Juan delGado, from the series  Landscapes (2009-2012)

Juan delGado, Sailing Out of Grain (2012)

Juan delGado, from the series Transformers (1994-1996)

AD: Your work has always engaged with topics related to human rights. How do you think art can catalyse social debates on topics that sometimes may feel invisible in our daily lives?

Jd: Through my art practice, first in photography when I produced Transformers (1994-1996) I have approached the subject of gender with the attempt to show how transgender people in Spain were the catalyst for the social transformation in many levels; through this project a collective of people who remained invisible or considered “outsiders” I attempted to examine the social and political implications, the impact on the public space and challenges to normativity. As part of this interest I wrote my thesis on Representation of Trans-sexuality in the Spanish Cinema (1971-1999) in which I considered the trans-sexual character in films when Spanish society was coming out of a period of lack of socio-political freedom and embracing the membership of the European Union and modernity. This project was presented at the Symposium The Way We Live Now organised at Sussex University in 1996. Other projects such as the photographic series The Wounded Image (1997-2003) provide knowledge of the local context and explore possibilities for the contemporary art to highlight, build from, and to expand the contemporary public debates about urban alienation, violence and social segregation.

Juan delGado, Sailing Out of Grain (2012) Installation view

AD: The way you use darkness in your works doesn’t seem to conceal elements of the story to the audience. Is it a vehicle for the public to come to its own realisations? 

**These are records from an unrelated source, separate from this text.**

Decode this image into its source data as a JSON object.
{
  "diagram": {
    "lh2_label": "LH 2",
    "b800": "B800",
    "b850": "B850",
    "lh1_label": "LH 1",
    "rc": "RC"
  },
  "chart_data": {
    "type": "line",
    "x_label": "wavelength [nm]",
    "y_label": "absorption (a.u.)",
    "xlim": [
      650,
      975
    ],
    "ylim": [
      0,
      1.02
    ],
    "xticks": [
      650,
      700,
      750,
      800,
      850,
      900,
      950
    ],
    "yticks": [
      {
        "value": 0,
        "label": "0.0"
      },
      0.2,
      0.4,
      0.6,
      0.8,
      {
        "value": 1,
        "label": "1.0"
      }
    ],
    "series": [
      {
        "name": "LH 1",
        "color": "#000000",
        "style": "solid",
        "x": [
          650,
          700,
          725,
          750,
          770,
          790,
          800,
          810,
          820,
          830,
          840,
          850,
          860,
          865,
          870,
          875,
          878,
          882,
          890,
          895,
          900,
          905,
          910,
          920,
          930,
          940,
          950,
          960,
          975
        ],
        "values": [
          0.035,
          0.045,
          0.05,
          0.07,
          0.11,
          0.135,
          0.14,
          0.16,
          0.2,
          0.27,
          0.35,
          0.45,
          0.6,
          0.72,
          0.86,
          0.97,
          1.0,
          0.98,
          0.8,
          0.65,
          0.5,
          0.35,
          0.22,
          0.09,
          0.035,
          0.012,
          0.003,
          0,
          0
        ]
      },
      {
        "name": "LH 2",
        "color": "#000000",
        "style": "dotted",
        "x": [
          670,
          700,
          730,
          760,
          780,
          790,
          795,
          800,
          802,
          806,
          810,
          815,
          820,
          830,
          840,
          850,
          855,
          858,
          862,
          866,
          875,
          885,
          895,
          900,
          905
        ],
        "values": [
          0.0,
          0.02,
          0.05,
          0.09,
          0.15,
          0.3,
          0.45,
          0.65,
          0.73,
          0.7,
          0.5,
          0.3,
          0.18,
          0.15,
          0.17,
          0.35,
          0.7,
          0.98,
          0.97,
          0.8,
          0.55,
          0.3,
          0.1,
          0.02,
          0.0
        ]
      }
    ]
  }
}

Jd: In a world constantly banged with noise and images, night is a moment in which this constant flux of information slows down. I am naturally attracted to this moment culturally considered a time to rest our body; and yet, this is a period when dreams and nightmares populate our mind; we are more conscious of ourselves, our body. Darkness poignantly diffuses our sense of perception. In the cinema of night, the framed reality becomes blurred and we are left with some glimpses of light; this is the departing point I use in some of my works to create the foundation in which reality, which is connected to the day and light, can be perceived as a dream, as something that embodies something else that is not apparent to our senses. Ultimately, I aim to bring out the mystery of life, what means to be alive in a world where we breathe the air expelled by others. In the dark we are confronted with that which defines us as humans, our internal struggle between the fear and desire of the unknown.

Juan delGado, The Ringing Forest (2014) Installation view at Jerwood Space, London

AD: What can you tell us about your current and future projects?

Jd: Since 2013 I have been the creative producer of Qisetna:Talking Syria, an online-based project, in which I have been collecting stories from Syrians that connect them with their human side that war has taken away.  This project was featured by Unesco’s United 4 Heritage’s campaign as a living archive to preserve the Oral Heritage of Syria.

I am also preparing the path to start researching ideas that will shape Troubled Waters, an artist film, which will be the continuation of Altered Landscapes. In this new work I am planning to collaborate with a Syrian writer in what will be a reflection about the different facts that turned this geopolitical region into a war that has expanded outside its borders.

Altered Landscapes runs until 29 May at Watermans (London).

Aina Pomar graduated in Sociology and Photography before completing a Master in New Media Art Curatorship. She has collaborated with Fundació Pilar i Joan Miró in Majorca and with CCCBLab and Fundació Foto Colectania in Barcelona. She moved to London to work at the Cultural Office of the Embassy of Spain, where she coordinated visual arts and exhibition projects with the aim of promoting Spanish culture and artists across the United Kingdom. She currently collaborates with various galleries and art projects in London.